Los meseros estaban listos para responder cualquier petición. En el transcurso de la madrugada llegaron dos contingentes más de hombres jóvenes, que se unieron a la fiesta. En un momento dado pasaron a la mesa del rincón más apartado cuatro personas, dos de los cuales eran los capos de Baja.

Para su suerte, la barra se desalojó de meseros y el mismo hombre trajeado le pidió whiskeys y cervezas para la mesa aislada. De inmediato el barman colocó en una charola botellas cerradas de scotch cerradas y aún con etiqueta y varias latas. “Llévales, de volada”, le indicó a Josafat, que con las dos manos tomó la lámina a la altura de la cintura y la transportó con muchísimo cuidado. No tuvo tiempo para sentir miedo hasta que iba a medio camino.

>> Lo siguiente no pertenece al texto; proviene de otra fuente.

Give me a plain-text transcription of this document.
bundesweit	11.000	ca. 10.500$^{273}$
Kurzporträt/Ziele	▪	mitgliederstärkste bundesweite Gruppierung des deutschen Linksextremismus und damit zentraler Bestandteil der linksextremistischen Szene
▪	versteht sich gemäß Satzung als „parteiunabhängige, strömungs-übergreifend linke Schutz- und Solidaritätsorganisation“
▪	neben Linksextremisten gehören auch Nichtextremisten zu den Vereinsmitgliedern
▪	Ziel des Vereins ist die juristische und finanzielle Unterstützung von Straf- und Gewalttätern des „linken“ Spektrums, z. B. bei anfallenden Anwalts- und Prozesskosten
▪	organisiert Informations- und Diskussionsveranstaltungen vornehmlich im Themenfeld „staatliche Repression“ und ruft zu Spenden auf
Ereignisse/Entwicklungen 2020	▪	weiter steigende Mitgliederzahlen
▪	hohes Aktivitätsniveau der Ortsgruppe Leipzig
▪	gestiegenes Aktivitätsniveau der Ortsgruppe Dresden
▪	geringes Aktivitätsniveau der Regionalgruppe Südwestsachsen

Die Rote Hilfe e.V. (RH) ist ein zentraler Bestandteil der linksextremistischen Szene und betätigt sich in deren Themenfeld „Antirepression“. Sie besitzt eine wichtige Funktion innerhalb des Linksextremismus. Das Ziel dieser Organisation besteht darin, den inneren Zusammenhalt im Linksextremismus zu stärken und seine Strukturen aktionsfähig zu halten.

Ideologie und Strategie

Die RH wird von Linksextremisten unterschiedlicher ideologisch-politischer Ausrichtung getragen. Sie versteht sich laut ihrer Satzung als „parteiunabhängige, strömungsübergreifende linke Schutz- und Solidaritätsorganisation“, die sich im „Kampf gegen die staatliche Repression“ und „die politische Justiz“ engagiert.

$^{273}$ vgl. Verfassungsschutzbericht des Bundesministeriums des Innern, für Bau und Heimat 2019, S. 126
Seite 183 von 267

Le llegó el presagio de que tropezaría, caería de bruces, las botellas se romperían sobre los mosaicos, los botes se desparramarían y él sería pillado como intruso. Pero nada pasó. Llegó hasta la mesa donde el trajeado le recibió la charola y le puso en la mano un billete de quinientos pesos de propina. Uno de los Arellano, jovencito, le sonrió amablemente y él respondió cun ligero cabeceo.

No podía ser que ese tipo de apariencia afable fuera un hombre peligroso, como lo describían en todos los reportes oficiales.

Josafat dice que la velada pasó apacible. Contrario a lo que se supondría, la clientela tuvo una buena madrugada, y no se registró ninguna balacera. Algunos invitados se retiraron a los privados y otros se entretuvieron cantando melodías de la radiola.

Poco antes del amanecer, los invitados se retiraron. Dejaron jugosas propinas a los meseros y gratificaciones amplias a las bailarinas. Minutos después de que se fue la caravana de camionetas rumbo al poniente, llegó un grupo de mariachis, que fue recibido entre burlas por los meseros, por importunos.

Cuando terminó el relato, quise encontrar inconsistencias, contradicciones, pero todo fluyó.

Al final, pensé que Josafat era un campeón de la mentira o que, realmente, conocía a mucha gente, incluso a los que fueron en su tiempo los más poderosos jefes del crimen de todo el país.